My regular readers are aware that I am intrigued by the way in which protection of religion or philosophical belief has developed in ways that surely could not have been envisaged when the Regulations which preceded the current protection under the Equality Act 2010 came into force in 2003.
In January I reported that belief in the Labour Party was a characteristic capable of protection under the Act. It should therefore come as no great surprise that a belief in public service attracts the same protection.
Joe Anderson is the current and first directly elected Mayor of Liverpool. It would be fair to say that he divides opinions. Among many things he has been called the left’s answer to Boris Johnson. He was born in 1958 and left school at 16 without any qualifications. He joined the Merchant Navy and spent some time working in the leisure industry. As a mature student at Liverpool John Moores University he obtained a Postgraduate Diploma in Social Work and subsequently became a full-time social worker.

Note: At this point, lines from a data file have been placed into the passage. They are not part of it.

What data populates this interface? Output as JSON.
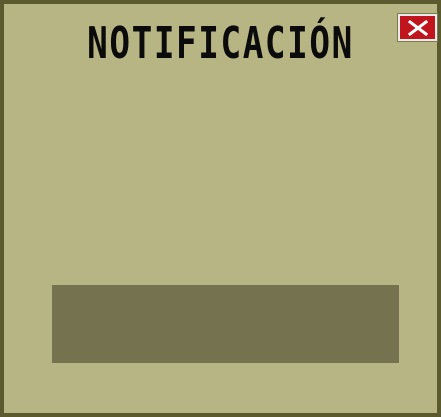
{
  "dialog": {
    "title": "NOTIFICACIÓN",
    "close_icon": "close-x-icon",
    "message": ""
  },
  "colors": {
    "background": "#b8b584",
    "border": "#5a5a2e",
    "close_button": "#c0151d",
    "message_box": "#75734f",
    "title_text": "#0b0b0b"
  }
}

Alongside his working life he was elected as a city councillor in 1988, became leader of the Labour group in 2003 and in 2010 became Leader of the Council. He became elected Mayor in 2012.
The background is relevant because, in Anderson v Chesterfield High School, he contended that he was a victim of direct discrimination as a result of the termination of his employment after an extended leave arrangement to allow him to fulfil his public duties. The period of leave commenced in 2010 but his election as Mayor in 2012 for a four year term prompted the dismissal.
The 2009 Employment Appeal tribunal case of Grainger v Nicholson (which concerned a belief in climate change) established the five point test which has subsequently been used in such cases and was duly applied at the preliminary hearing in this case.